When did writing Jewish kidlit become an act of resistance?
What’s the value of Jewish narratives at a time when it feels like no one is listening?
Since 7 October it feels like, as Jewish creatives, we’re all screaming into a void or, at best, an echo chamber.
The last picture book manuscript I sent to my agent was about a turtle that celebrates Shabbat – sort of. There’s an ongoing war, there are 136 hostages (some no longer living), terror attacks against Jews have been plotted all over the world, antisemitism is rampant – and I’m writing about a turtle?
It’s hard to navigate the upside down world that we’re living in.
I stepped away from kidlit temporarily to focus on my family and fighting antisemitism because that’s what felt right at the time. I wrote letters to the editor of the local paper. I posted on social media. I went to Rome to meet the pope (and think I also found a picture book idea or two while I was there) and helped raise the issue of antisemitism and the hostages while I was there.
I felt guilty about taking small pleasures like creative writing in a world where there’s so much pain and suffering. Writing anything outside of opinion pieces and petitions felt trivial.
After finally hugging my children in Israel, I recently submitted my first manuscript to my agent in months. It’s been in my head for a long time, but getting it down onto ‘paper’ was a struggle.
And now I guess I’m back to trying to put more Jewish stories out into the world. I’m writing about turtles and rabbis and trumpets and children and wolves. Writing these stories is now an act of resistance. Maybe no one will read them and maybe only Jewish children will, but I’m going to keep on writing. There are discouraging articles about the future of publishing for Jewish authors. What I said in relation to awards and reviews is applicable here. I can’t control the reaction to my work once it’s out in the world. I can only continue to produce art that I’m proud of and that matters to me.
So, I’m logging new story ideas with Storystorm. I’m going back to my critique group for the first time in months. I’m picking up my middle grade manuscript and starting to work on revising it again. I even picked up etegami again.
I think back to a conversation with my mother from many years ago. For context, I grew up in a household with the rule, common among many other Jewish families, that anything German was banned.
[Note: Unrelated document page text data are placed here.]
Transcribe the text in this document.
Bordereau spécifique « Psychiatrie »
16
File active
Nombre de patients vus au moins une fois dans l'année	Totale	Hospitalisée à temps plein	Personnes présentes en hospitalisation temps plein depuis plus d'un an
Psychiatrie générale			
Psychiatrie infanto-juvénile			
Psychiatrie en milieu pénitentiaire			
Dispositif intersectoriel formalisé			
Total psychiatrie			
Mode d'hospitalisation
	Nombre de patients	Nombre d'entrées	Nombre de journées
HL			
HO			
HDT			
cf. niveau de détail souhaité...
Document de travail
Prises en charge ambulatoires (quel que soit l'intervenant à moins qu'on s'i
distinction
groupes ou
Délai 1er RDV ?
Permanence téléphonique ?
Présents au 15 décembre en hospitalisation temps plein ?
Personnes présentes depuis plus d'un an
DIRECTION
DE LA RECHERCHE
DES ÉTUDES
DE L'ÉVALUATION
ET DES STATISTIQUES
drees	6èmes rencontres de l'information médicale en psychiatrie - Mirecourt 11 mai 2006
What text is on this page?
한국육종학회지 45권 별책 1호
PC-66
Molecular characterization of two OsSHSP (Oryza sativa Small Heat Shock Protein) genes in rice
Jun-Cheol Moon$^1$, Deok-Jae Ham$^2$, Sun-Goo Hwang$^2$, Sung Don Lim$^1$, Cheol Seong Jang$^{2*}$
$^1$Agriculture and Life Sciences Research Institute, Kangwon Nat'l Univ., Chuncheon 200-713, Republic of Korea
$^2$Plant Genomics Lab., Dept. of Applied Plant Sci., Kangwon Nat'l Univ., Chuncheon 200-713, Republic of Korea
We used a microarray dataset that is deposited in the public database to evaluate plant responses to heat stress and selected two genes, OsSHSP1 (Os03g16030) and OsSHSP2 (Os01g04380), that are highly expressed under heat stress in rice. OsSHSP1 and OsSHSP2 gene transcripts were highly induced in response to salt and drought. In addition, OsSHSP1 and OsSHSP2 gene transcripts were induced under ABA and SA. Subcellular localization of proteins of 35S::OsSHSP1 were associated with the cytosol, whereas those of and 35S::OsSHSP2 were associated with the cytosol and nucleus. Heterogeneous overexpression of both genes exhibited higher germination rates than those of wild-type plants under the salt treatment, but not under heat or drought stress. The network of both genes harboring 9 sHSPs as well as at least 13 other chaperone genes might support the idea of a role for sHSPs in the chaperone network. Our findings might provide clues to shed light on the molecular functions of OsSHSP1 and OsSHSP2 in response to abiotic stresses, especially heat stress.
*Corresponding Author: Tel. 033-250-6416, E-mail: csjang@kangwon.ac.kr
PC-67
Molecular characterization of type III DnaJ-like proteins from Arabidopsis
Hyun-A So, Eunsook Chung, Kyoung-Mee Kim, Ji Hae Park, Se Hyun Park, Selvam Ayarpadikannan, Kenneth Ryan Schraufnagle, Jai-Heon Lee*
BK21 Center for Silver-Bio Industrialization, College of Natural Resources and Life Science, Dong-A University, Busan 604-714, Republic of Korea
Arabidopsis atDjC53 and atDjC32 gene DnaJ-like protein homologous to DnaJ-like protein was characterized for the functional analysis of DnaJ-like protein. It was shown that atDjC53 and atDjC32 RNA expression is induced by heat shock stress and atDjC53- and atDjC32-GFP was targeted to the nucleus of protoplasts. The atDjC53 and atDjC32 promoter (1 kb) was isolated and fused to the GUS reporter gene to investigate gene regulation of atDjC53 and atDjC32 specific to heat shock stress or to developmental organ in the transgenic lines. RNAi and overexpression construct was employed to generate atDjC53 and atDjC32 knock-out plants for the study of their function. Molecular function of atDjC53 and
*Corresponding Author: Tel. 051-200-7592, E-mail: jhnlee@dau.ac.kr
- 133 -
My mother loved Chanel perfume. When I told her that Coco Chanel was a Nazi collaborator, she responded, “I don’t want to hear it. Haven’t they taken enough from us already? This is my pleasure. I’m not letting it go.”
I have stories to tell. October 7 can’t take that from me so I spray myself with my mother’s Chanel perfume and begin to type away. I’m writing those Jewish stories. There’s a child out there waiting for that very story that I have in my heart. They matter. Our stories matter.
This is my pleasure. This is my passion. This is my mission. I’m not letting it go.